Konyves’ subsequent draft found the heart of the story – Barney’s relationships with his third wife Miriam and his father Izzy, a retired cop. After a fair bit of rewriting, they were camera-ready.
“It has no voice-over narration and it’s very fluid and wonderfully character-driven,” says Lewis of Konyves’ script. “When I read Michael’s draft I called up Robert and I said, ‘You know what – it’s better than mine,’ and he said, ‘Wow, great. And you’re still directing it.'”
The film realizes another dream for Lantos – working with Dustin Hoffman, who plays the randy jokester Izzy. Hoffman proved difficult to court, but he was won over by the script, a screening of Whale Music, and an eventual meeting with Lewis. The director admits it was intimidating to work with the 73-year-old legend, but says the two forged a strong relationship, and that Hoffman provided an acting master class.
“He still has a very pronounced ‘Method’ approach to his work,” Lewis says. “He likes to stay inside the scene without cutting. Sometimes he’ll say ‘Do it again’ at the end of the take, and we’d go through entire rolls of film – seven minutes long. He makes everybody better around him, and is often known to pull the other actor into his Method, which for the most part works brilliantly.”
And, of course, there was the matter of casting the central role.
“I had no idea who could play Barney,” Lantos says. “And then I saw Sideways, and to my own shame I had never heard of Paul Giamatti before, and I said ‘Whoa, he exists. He’s right there on screen.’ After that it was hard to imagine anyone else.”

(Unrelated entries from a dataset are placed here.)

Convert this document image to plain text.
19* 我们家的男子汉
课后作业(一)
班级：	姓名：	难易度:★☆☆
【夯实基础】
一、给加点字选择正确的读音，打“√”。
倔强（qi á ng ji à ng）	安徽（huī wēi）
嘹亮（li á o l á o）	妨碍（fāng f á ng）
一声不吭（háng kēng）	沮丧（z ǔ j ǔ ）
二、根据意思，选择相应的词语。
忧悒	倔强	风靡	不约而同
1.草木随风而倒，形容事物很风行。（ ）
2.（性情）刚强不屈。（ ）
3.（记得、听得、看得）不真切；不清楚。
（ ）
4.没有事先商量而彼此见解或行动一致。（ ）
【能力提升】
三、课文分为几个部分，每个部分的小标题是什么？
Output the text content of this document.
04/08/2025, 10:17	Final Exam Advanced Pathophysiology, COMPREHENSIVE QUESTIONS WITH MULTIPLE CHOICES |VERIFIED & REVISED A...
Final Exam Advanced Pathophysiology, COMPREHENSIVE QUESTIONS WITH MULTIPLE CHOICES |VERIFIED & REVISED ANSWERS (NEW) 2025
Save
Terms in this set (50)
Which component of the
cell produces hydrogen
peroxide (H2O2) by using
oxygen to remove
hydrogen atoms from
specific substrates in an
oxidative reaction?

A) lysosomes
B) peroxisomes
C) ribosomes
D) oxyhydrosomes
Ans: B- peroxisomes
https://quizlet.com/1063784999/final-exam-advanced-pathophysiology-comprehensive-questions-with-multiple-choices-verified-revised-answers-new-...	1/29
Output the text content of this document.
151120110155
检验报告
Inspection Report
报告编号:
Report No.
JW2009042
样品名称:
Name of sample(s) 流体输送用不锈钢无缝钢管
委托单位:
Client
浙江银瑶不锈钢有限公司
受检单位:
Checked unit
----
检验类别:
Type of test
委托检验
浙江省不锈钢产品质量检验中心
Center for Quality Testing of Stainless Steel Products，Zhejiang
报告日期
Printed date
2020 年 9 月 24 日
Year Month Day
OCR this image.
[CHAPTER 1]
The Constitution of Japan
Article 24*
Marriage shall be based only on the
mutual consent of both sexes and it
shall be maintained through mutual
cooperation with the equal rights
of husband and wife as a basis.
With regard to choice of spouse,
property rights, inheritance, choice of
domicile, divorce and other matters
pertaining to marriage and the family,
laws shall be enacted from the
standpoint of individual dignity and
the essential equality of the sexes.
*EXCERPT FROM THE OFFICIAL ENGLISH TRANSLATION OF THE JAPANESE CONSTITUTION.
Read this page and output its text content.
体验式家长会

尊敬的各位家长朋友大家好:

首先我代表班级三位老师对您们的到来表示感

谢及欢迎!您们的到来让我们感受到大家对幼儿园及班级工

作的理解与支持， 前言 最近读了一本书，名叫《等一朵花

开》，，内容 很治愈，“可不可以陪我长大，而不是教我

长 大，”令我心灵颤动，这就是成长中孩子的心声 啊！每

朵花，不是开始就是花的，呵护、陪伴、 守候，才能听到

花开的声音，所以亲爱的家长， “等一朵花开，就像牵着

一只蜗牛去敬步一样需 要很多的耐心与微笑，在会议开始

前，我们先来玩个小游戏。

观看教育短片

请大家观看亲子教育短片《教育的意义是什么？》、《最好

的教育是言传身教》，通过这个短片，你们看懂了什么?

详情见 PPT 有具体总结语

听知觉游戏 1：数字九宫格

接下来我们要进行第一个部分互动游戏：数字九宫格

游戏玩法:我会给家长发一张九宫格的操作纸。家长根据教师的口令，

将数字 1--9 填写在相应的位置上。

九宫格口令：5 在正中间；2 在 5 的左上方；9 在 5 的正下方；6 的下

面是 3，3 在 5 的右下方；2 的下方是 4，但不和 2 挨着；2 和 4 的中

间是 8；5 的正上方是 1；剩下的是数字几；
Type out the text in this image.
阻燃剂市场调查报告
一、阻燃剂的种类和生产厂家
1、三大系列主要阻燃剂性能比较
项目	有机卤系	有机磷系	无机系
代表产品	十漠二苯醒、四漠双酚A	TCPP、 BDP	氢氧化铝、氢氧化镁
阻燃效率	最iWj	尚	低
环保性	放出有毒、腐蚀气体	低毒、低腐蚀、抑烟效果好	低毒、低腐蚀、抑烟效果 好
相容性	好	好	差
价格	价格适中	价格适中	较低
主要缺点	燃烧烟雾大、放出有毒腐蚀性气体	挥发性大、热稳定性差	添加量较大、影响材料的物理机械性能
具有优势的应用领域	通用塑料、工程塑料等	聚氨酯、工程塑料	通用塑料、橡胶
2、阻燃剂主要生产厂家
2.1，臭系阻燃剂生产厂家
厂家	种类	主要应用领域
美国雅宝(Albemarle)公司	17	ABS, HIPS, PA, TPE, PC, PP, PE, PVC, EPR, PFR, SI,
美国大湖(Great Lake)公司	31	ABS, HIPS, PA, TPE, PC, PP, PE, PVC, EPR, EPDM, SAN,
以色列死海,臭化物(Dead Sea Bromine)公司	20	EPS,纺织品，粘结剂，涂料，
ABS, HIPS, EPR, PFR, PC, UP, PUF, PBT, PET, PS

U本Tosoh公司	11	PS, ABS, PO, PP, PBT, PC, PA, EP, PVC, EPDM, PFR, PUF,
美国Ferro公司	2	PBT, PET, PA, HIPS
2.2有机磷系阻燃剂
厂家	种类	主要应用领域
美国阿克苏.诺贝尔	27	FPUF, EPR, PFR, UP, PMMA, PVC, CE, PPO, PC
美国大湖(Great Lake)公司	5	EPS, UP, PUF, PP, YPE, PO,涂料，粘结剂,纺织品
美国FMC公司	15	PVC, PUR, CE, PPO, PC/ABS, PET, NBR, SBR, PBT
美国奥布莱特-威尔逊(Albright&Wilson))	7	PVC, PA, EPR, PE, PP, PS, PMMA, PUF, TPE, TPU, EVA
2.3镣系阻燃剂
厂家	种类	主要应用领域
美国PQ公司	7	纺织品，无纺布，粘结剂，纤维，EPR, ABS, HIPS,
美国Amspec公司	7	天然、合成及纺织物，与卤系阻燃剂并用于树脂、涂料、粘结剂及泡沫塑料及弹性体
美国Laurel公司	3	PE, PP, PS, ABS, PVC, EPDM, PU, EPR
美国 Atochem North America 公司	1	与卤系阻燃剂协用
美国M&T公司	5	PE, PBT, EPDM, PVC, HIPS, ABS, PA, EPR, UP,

The film shot for 53 days in Rome, Montreal and New York. In the book, Barney spends his young and hungry days in Paris, but that was moved to Rome in part because Richler is a rock star there, and so it was not hard to find an Italian partner to come in for 20% – in this case Fandango’s Domenico Procacci (Seven Pounds). Coproducer Lyse Lafontaine (Mama est chez le coiffeur) of Montreal’s Lyla Films ran the nuts and bolts of the production in Rome and her hometown, and came in with financing from SODEC.
The movie will vie for the Golden Lion in Venice ahead of its unspooling at TIFF. It also has a date at Spain’s San Sebastian fest. It officially goes on the market at Venice and Toronto, with international sales handled by Hollywood’s Essential Entertainment, run by John Fremes, who previously worked under Lantos at Alliance. Lantos reveals he has already been in discussions for rights in the U.S. and a couple of European territories.